Alternatively the client can be offered the opportunity to self monitor:

“I am going to ask a lot of questions. Some of these may be difficult to answer. Nobody can make you talk. If there is something you don’t want to talk about just let me know.”

This can be helpful in developing rapport, but depends on the person to identify the concern and feel able to state it. We all exercise agency and have considerable personal knowledge an experience which we exercise on a daily basis in deciding how much to disclose to whom. Engaging in a mental health assessment requires different decision making processes from those required in everyday life and few people have much experience of them. This lack of experience, the vulnerable state of the person at the time of seeking help from us and the power differential all contribute to the risk that the person may push past their comfort zone and feel exposed in a way they find diminishing.

It is part of our responsibility, in holding the power we hold in the clinical interaction to support the person in taking up a role in negotiating their boundaries. Thus identifying a sense of unease a person is experiencing around limits to disclosure becomes a prioritized activity.
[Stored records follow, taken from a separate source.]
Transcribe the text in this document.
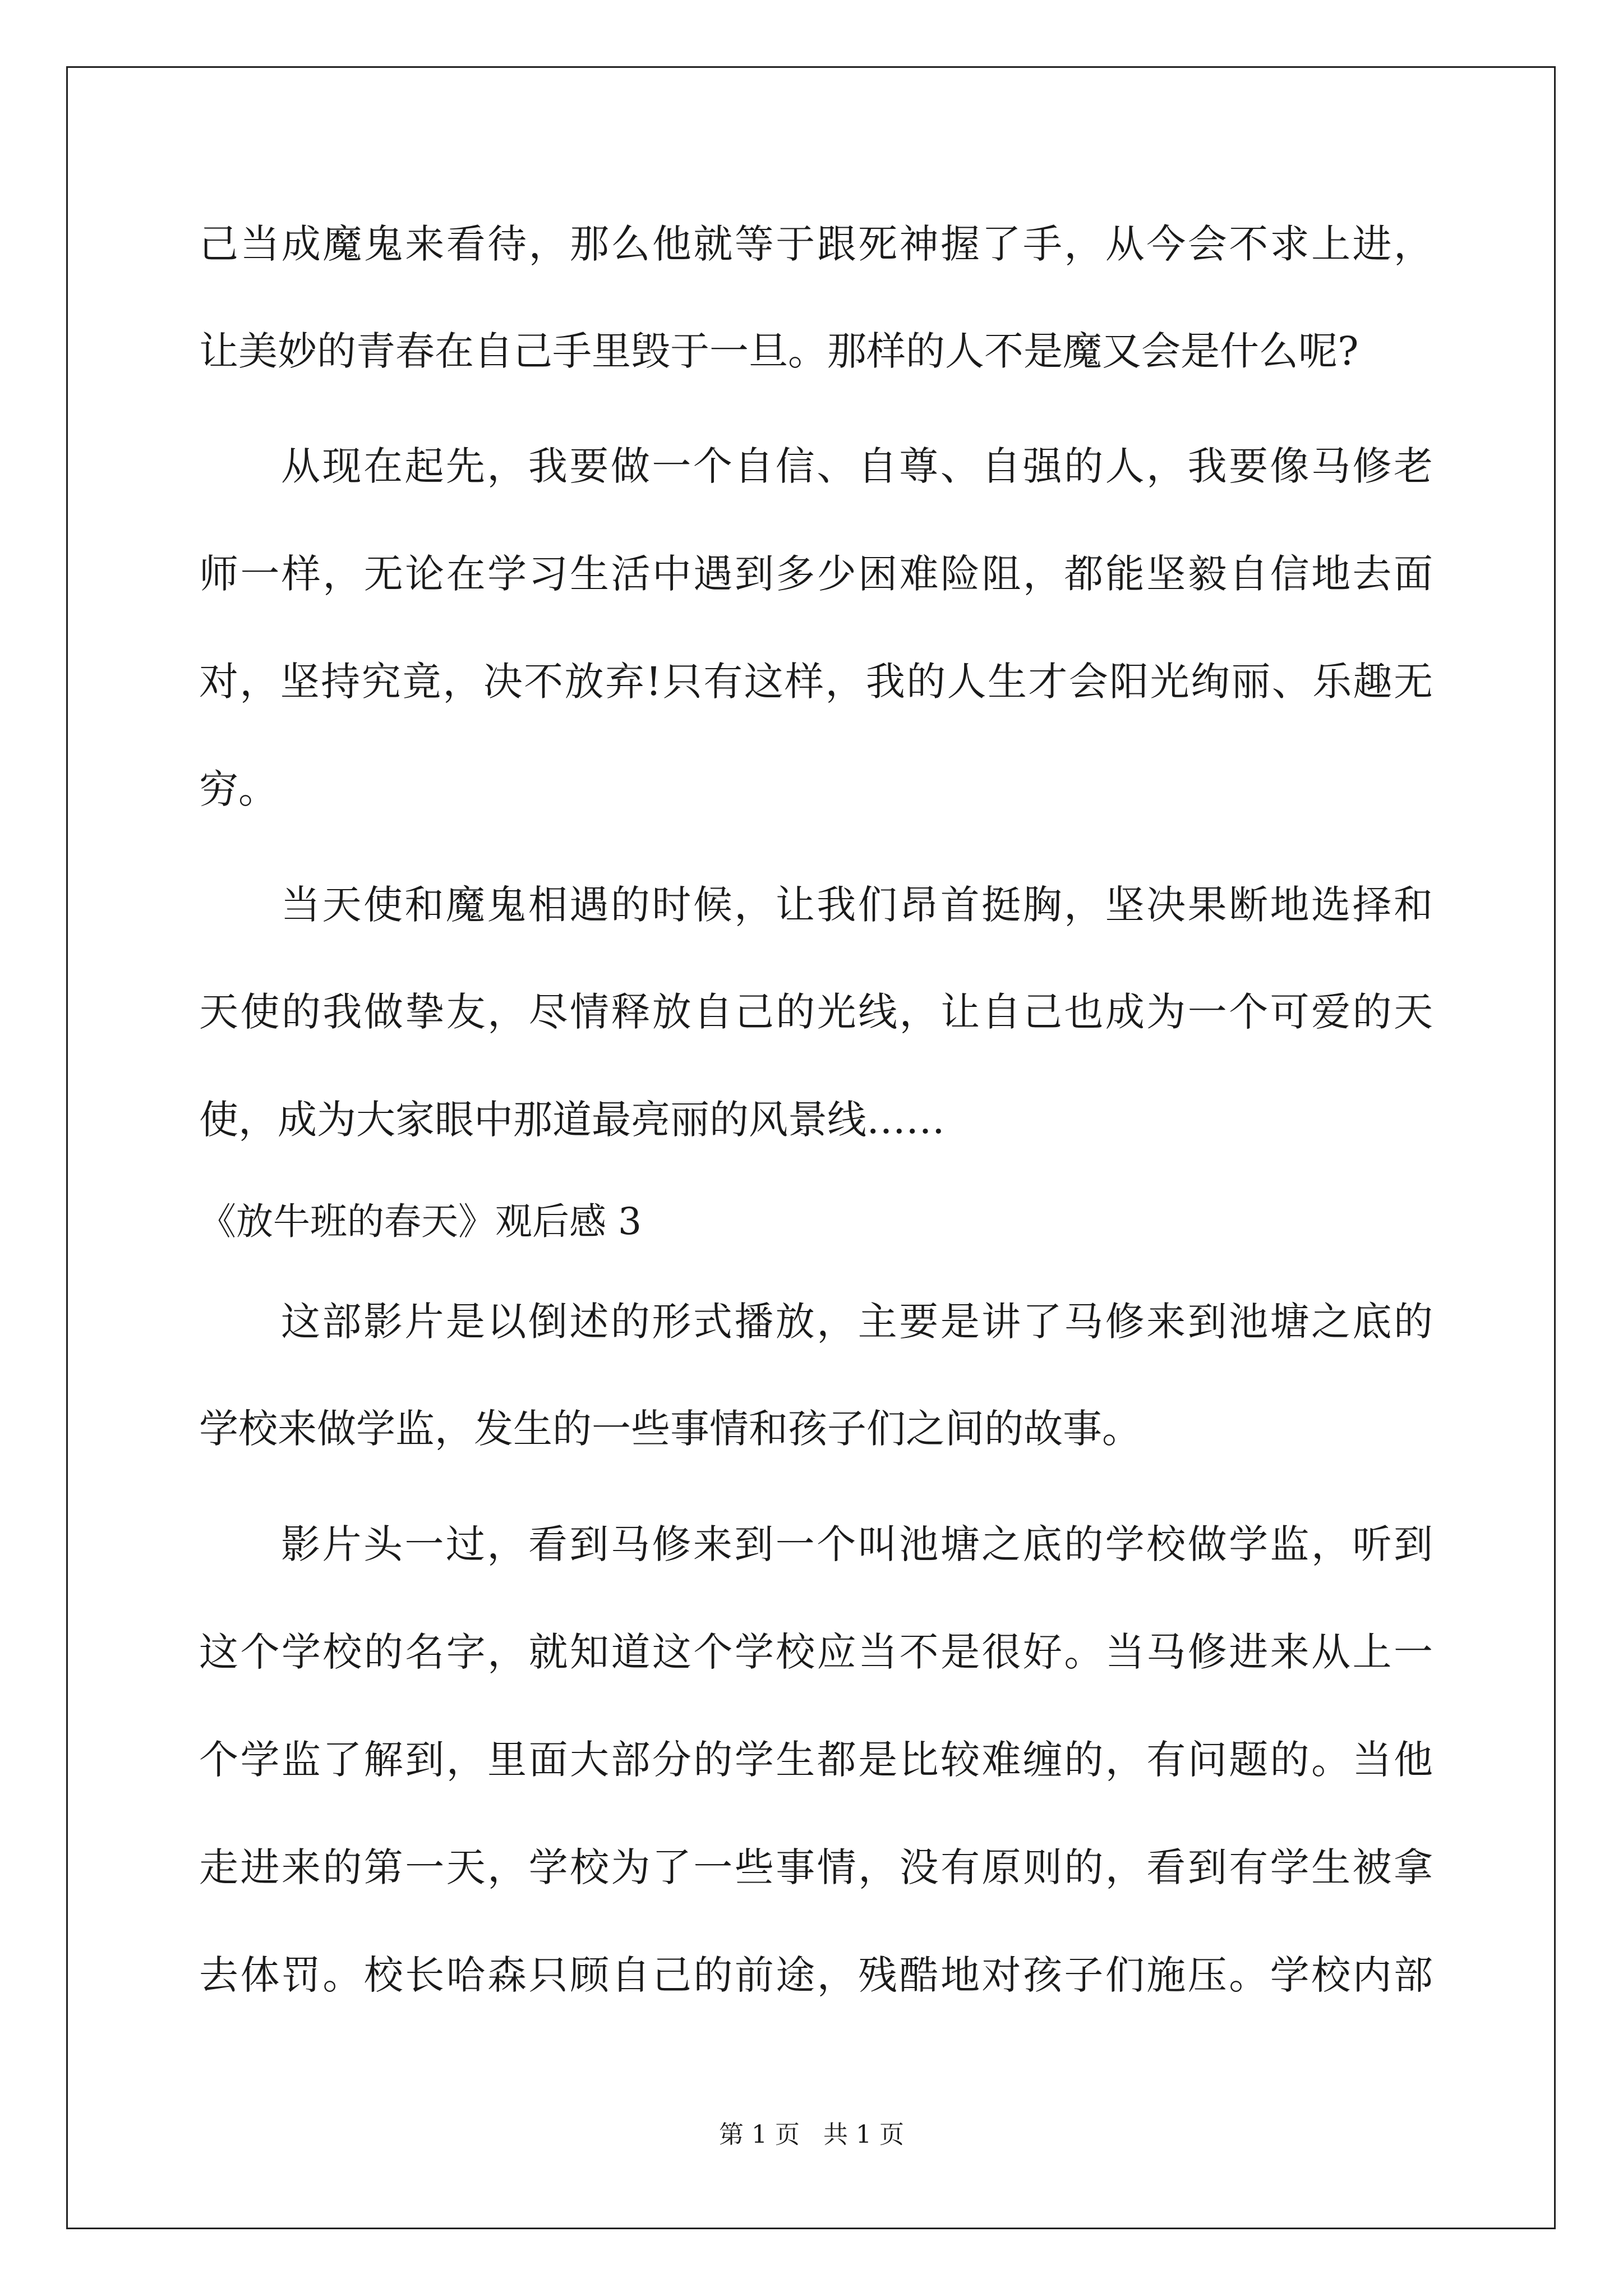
己当成魔鬼来看待，那么他就等于跟死神握了手，从今会不求上进，
让美妙的青春在自己手里毁于一旦。那样的人不是魔又会是什么呢?
从现在起先，我要做一个自信、自尊、自强的人，我要像马修老
师一样，无论在学习生活中遇到多少困难险阻，都能坚毅自信地去面
对，坚持究竟，决不放弃!只有这样，我的人生才会阳光绚丽、乐趣无
穷。
当天使和魔鬼相遇的时候，让我们昂首挺胸，坚决果断地选择和
天使的我做挚友，尽情释放自己的光线，让自己也成为一个可爱的天
使，成为大家眼中那道最亮丽的风景线……
《放牛班的春天》观后感 3
这部影片是以倒述的形式播放，主要是讲了马修来到池塘之底的
学校来做学监，发生的一些事情和孩子们之间的故事。
影片头一过，看到马修来到一个叫池塘之底的学校做学监，听到
这个学校的名字，就知道这个学校应当不是很好。当马修进来从上一
个学监了解到，里面大部分的学生都是比较难缠的，有问题的。当他
走进来的第一天，学校为了一些事情，没有原则的，看到有学生被拿
去体罚。校长哈森只顾自己的前途，残酷地对孩子们施压。学校内部
第 1 页 共 1 页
Rather than seeking to dissolve, or support the person to push through, the sense of unease, it becomes important to let people know we value hearing about the hesitations or unease they experience. We can support this communication by exploring how unease is likely to come into awareness and what we can do to support them to communicate it. By making explicit what we are noticing in the present moment we can support that process. For instance:

“I notice a change in your expression and the amount you are talking in this conversation. I’m wondering if you are experiencing a level of discomfort and how it is likely to be for you if we keep talking about this.”

Identification of unease around speaking about an area can be the beginning, rather than the end of the conversation. The unease identified needs to be valued, clarified and understood:

“I find it helpful for you to let me know what areas we need to take special care around. I would like this conversation to be helpful rather than just causing necessary distress. I am getting the idea, from what I have noticed and what you have told me, that talking about the illness your mother went through and her death bring up strong feelings for you. Is that right?”

There are a range of possibilities as to how it might be helpful to proceed and these can be negotiated with the person. They may be put aside in the short term, discussion as to how the person usually manages these feelings and how that works for them may be helpful, negotiation preparation for having the conversation or exploration around how the person is making the decision:

  • "If we were to (continue to) talk about this what would happen?"
  • "I’m wondering what would you need for it to be OK to talk about this?"
  • "I’m wondering if it’s bringing up a concern I might judge you, uncomfortable feelings which you are used to putting aside?"
  • "Does either of those seem partly right?"

Some people have found it easier when tough questions come up to leave the room and have a break and come back. On returning:

"I’ve noticed that you chose to take a break. Is there anything you can let us know which might be helpful in understanding Johnny in what was difficult about the conversation when you chose to leave?"